I Know Where I’m Going

I Know Where I’m Going

My growing library of Criterion Collection films has just
yielded up a real treasure—A movie I had never heard of, from Michael Powell
and Emeric Pressburger (of Red Shoes fame). I never liked Red Shoes
all that much, but I Know Where I’m Going (called IKWIG by fans) knocked
me out. It’s remembered now largely by film buffs, but in its day it brought
joy and hope to many thousands. It was filmed in the Outer Hebrides of Scotland
in the last year of World War II, as Britain was beginning to look forward to a
better future for the first time since the early 1930s.

I recommend this movie highly for three reasons:

1)  For lovers of Scotland, it’s simply irresistible.
Michael Powell loved the Isles and the culture of the rugged inhabitants. His
film boasts authentic settings, real Scottish people, and a goodly dose of
Gaelic. The depiction of the céilidh (celebration with music, singing,
and dancing) is said to be entirely authentic, and certainly looks it. A
particular highlight is a scene with the octogenarian telephone operator
saying, “Come in, Killoran,” in her beguiling Highland lilt. In fact, the
entire depiction of 1940s telephoning in the remote Hebrides is priceless.

One of the most memorable scenes reveals an unsuspected side
of a reserved, even dour, Scottish dowager who, at dinner, begins to talk about
the glorious games and dances that her island offers. She first describes the
women in their finery and then, becoming almost girlish as the scene takes hold
in her mind’s eye, she evokes the men in their velvets and tartans, “even more
resplendent than the women,” and you can see that this is a woman who has been
in love and is full of pride in her native traditions.

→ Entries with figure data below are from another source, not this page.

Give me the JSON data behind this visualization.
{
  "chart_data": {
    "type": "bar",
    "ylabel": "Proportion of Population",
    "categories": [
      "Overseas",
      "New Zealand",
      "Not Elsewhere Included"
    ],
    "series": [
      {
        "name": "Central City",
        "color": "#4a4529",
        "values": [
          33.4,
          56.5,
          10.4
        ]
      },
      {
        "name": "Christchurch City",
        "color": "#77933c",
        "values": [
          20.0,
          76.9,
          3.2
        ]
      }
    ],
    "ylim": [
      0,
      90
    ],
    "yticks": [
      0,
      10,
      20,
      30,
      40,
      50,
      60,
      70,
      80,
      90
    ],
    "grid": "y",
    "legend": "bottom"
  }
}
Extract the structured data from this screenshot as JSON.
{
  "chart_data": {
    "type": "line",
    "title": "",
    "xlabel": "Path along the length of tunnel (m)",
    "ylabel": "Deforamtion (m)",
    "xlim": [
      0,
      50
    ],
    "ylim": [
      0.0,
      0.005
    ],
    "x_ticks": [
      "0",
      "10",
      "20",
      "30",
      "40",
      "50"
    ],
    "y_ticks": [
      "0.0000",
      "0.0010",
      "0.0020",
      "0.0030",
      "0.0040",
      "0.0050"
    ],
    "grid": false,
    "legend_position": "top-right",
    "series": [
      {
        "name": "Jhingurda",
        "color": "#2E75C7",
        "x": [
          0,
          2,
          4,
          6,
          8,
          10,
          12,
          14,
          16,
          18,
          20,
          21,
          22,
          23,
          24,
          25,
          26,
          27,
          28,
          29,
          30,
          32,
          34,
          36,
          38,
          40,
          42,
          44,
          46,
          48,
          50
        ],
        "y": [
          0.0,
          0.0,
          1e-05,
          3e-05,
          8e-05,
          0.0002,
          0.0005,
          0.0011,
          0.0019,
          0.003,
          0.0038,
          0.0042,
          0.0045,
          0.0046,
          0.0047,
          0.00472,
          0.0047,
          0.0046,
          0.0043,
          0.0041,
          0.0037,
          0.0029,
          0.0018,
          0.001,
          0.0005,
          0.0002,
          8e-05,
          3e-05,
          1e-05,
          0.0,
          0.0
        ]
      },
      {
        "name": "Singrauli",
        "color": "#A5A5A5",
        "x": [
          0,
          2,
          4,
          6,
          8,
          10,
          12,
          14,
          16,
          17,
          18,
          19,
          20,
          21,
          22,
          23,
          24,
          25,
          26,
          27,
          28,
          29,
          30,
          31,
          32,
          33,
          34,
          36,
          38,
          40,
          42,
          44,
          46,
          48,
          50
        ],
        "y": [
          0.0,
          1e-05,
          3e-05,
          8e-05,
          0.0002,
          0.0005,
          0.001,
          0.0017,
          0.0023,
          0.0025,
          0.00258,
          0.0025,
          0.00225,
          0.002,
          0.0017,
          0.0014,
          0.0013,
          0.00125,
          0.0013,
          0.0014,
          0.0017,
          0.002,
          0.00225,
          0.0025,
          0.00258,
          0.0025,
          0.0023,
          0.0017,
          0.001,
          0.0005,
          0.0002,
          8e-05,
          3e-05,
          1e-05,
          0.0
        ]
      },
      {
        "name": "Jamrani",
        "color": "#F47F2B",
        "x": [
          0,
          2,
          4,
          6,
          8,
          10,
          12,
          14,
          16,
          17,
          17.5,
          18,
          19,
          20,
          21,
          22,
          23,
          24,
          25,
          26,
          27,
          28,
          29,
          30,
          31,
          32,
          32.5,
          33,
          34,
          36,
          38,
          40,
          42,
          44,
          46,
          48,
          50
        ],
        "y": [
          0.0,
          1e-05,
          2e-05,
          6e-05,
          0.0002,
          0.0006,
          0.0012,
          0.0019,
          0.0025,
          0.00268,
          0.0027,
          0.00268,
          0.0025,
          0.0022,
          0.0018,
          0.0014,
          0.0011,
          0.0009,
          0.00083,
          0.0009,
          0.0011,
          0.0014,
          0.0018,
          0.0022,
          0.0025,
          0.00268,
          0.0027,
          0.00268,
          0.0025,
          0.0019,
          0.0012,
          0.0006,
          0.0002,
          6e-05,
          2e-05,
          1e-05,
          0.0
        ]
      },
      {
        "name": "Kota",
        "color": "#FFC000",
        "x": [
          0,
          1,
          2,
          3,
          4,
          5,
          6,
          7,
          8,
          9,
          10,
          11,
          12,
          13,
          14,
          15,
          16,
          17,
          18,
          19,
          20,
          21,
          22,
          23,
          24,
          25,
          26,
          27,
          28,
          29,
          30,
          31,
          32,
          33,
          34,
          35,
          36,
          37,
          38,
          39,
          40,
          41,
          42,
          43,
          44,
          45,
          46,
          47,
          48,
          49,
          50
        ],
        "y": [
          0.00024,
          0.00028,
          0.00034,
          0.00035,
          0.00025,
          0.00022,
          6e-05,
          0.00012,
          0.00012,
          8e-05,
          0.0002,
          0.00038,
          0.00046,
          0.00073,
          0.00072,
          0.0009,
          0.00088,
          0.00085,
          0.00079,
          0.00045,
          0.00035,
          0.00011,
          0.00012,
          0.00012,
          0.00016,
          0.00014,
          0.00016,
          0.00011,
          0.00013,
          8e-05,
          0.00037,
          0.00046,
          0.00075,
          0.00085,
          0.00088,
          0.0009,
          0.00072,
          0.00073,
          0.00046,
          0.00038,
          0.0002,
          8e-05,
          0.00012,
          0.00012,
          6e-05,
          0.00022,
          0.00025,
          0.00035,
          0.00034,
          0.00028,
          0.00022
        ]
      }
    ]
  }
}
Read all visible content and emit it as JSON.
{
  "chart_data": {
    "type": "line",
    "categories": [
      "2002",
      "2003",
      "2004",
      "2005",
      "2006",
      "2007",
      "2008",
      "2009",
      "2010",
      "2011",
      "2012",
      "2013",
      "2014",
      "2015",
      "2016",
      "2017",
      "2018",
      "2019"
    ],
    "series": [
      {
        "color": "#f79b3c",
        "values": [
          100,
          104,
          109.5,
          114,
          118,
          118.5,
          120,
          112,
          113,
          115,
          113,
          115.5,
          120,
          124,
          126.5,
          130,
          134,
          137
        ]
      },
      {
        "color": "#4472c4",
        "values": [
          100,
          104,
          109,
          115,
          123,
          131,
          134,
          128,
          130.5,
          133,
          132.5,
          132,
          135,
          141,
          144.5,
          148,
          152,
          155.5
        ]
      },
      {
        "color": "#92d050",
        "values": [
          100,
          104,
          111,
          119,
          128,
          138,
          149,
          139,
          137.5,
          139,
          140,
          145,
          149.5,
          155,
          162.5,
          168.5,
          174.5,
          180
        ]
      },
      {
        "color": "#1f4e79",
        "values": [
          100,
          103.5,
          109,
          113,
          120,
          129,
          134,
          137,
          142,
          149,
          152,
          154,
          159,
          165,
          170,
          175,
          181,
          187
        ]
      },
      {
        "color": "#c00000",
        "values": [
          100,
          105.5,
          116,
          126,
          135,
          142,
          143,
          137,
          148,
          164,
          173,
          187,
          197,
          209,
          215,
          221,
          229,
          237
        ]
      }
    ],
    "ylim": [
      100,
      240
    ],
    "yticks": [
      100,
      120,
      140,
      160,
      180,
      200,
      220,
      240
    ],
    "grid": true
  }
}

2)  The “message” of the movie, which endeared it to Britons
of the 1940s, is that family, home, land, culture, community, and honest work
are more important than inherited wealth and display. The rough-hewn islanders
are depicted with respect and affection as well as humor. Britain was about to vote
Churchill out of office—a terribly shocking turn of events for Americans who
did not understand the “khaki election” and the turning away of the working and
middle classes from traditional paternalism to a more equal, fair society. Pressburger
and Powell, in this movie, take their side. The ambitious, obstinate,
self-centered heroine’s eyes are opened to an entirely new way of understanding
human relationships.  At the beginning, she knows where she’s going—to an
island to marry a rich man—but suddenly finds herself up against a different
man, a different island, and a different way of looking at life. This is all
encapsulated in four lines of dialogue:

“The people here are poor, aren’t
they?”

“No, they aren’t poor—they just
don’t have money.”

“It’s the same thing, isn’t it?”

“No, it’s not the same thing at
all.”

3) And finally, this movie has one of the best kisses in
film history…

The Criterion Collection version of IKWIG includes a lot of
extra material about the making of the film and people’s reactions to it. Included
are interviews with an elderly, delightful Dame Wendy Hiller (who plays the
main character) and a middle-aged Petula Clark (who has a bit part as a
precocious ten-year-old). Highly recommended.